A site uncovered during the construction of a highway bypass in New Brunswick, Canada has yielded hundreds of objects that are believed to be about 12,000 years old, according to Global News.

Discovered by an archaeologist nearly two years ago near the province’s capital, Fredericton, archaeologists have just recently been able to spend three weeks excavating the site, which appears to date from an extremely rare time period—meaning it stands to fill in some gaps in local history.

“This gives us our only glimpse into what people were doing during this time period,” explained New Brunswick’s Provincial Archaeologist Brent Suttie to CTV News Atlantic.

“From other areas in the province, we know that by about 13,000 years ago people are living here,” he added. “We have a few sites down in the Penfield area and then we have very famous sites like Debert in Nova Scotia that date to 11,600 years old. We don’t have anything in between those sites.”

Campsite might have been an ancient “beachside resort”

In fact, the excavation team so far has discovered that the campsite—currently surrounded by roads and trees—was once on the beach of an enormous lake.

“There’s actually two concentrations at either end of the site,” said Suttie. “This is actually on a beach overlooking what used to be a glacial lake and so this lake was basically like Grand Lake but much, much larger.”

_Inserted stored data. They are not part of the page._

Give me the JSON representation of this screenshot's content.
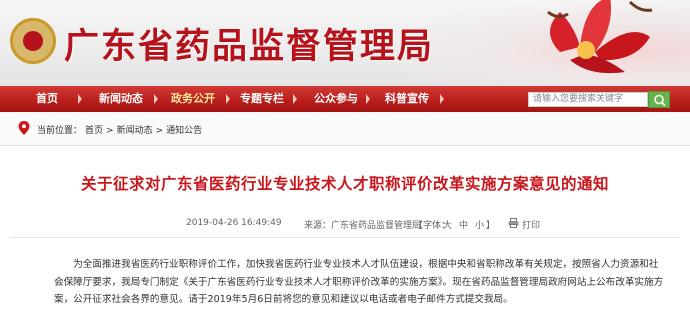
{
  "header": {
    "site_title": "广东省药品监督管理局"
  },
  "nav": {
    "items": [
      {
        "label": "首页",
        "active": false
      },
      {
        "label": "新闻动态",
        "active": false
      },
      {
        "label": "政务公开",
        "active": true
      },
      {
        "label": "专题专栏",
        "active": false
      },
      {
        "label": "公众参与",
        "active": false
      },
      {
        "label": "科普宣传",
        "active": false
      }
    ],
    "search_placeholder": "请输入您要搜索关键字"
  },
  "breadcrumb": {
    "prefix": "当前位置：",
    "items": [
      "首页",
      "新闻动态",
      "通知公告"
    ],
    "separator": ">"
  },
  "article": {
    "title": "关于征求对广东省医药行业专业技术人才职称评价改革实施方案意见的通知",
    "date": "2019-04-26 16:49:49",
    "source": "来源：广东省药品监督管理局",
    "font_size_label": "【字体：",
    "font_large": "大",
    "font_medium": "中",
    "font_small": "小",
    "font_size_close": "】",
    "print_label": "打印",
    "paragraphs": [
      "为全面推进我省医药行业职称评价工作，加快我省医药行业专业技术人才队伍建设，根据中央和省职称改革有关规定，按照省人力资源和社会保障厅要求，我局专门制定《关于广东省医药行业专业技术人才职称评价改革的实施方案》。现在省药品监督管理局政府网站上公布改革实施方案，公开征求社会各界的意见。请于2019年5月6日前将您的意见和建议以电话或者电子邮件方式提交我局。"
    ]
  },
  "colors": {
    "brand_red": "#b5121b",
    "nav_red": "#b91f1c",
    "title_red": "#c8161d",
    "search_green": "#67b44c"
  }
}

“The entire town of Fredericton was underwater at the time and this was the shoreline of that lake,” he added.

Besides the discovery of this lake, the team has also uncovered hundreds of ancient stone tools (including projectile points) and flakes (which come off rocks as they are shaped or re-worked), as well as an intact campfire pit with charcoal.

“It’s very, very rare to find a campfire from 12,000 years ago, intact like this,” said Suttie, according to CBC News.

Along with adding a new chapter to the local history textbook, this site offered something unusual in terms of the poignant: Two of the field technicians who worked on the site, Tyson Wood and Shawna Goodall, are Indigenous people.

“To know that they were having a fire in this exact position and my ancestors could be all sitting around this beach shore, having a fire, fishing, camping,” Wood told Global News. “Just to unearth that.”

“Just to hold an artifact in your hand that you know that you’re the first person to hold that in 13,000 years … you get the goosebumps every single time,” said Goodall.

It is certainly not an experience that will be forgotten.

“With the Maliseet people it’s all about oral tradition and talking and telling stories,” Wood explained. “Now that I’m going to be able to bring my own stories back to my community and tell them, that’s just a great feeling.”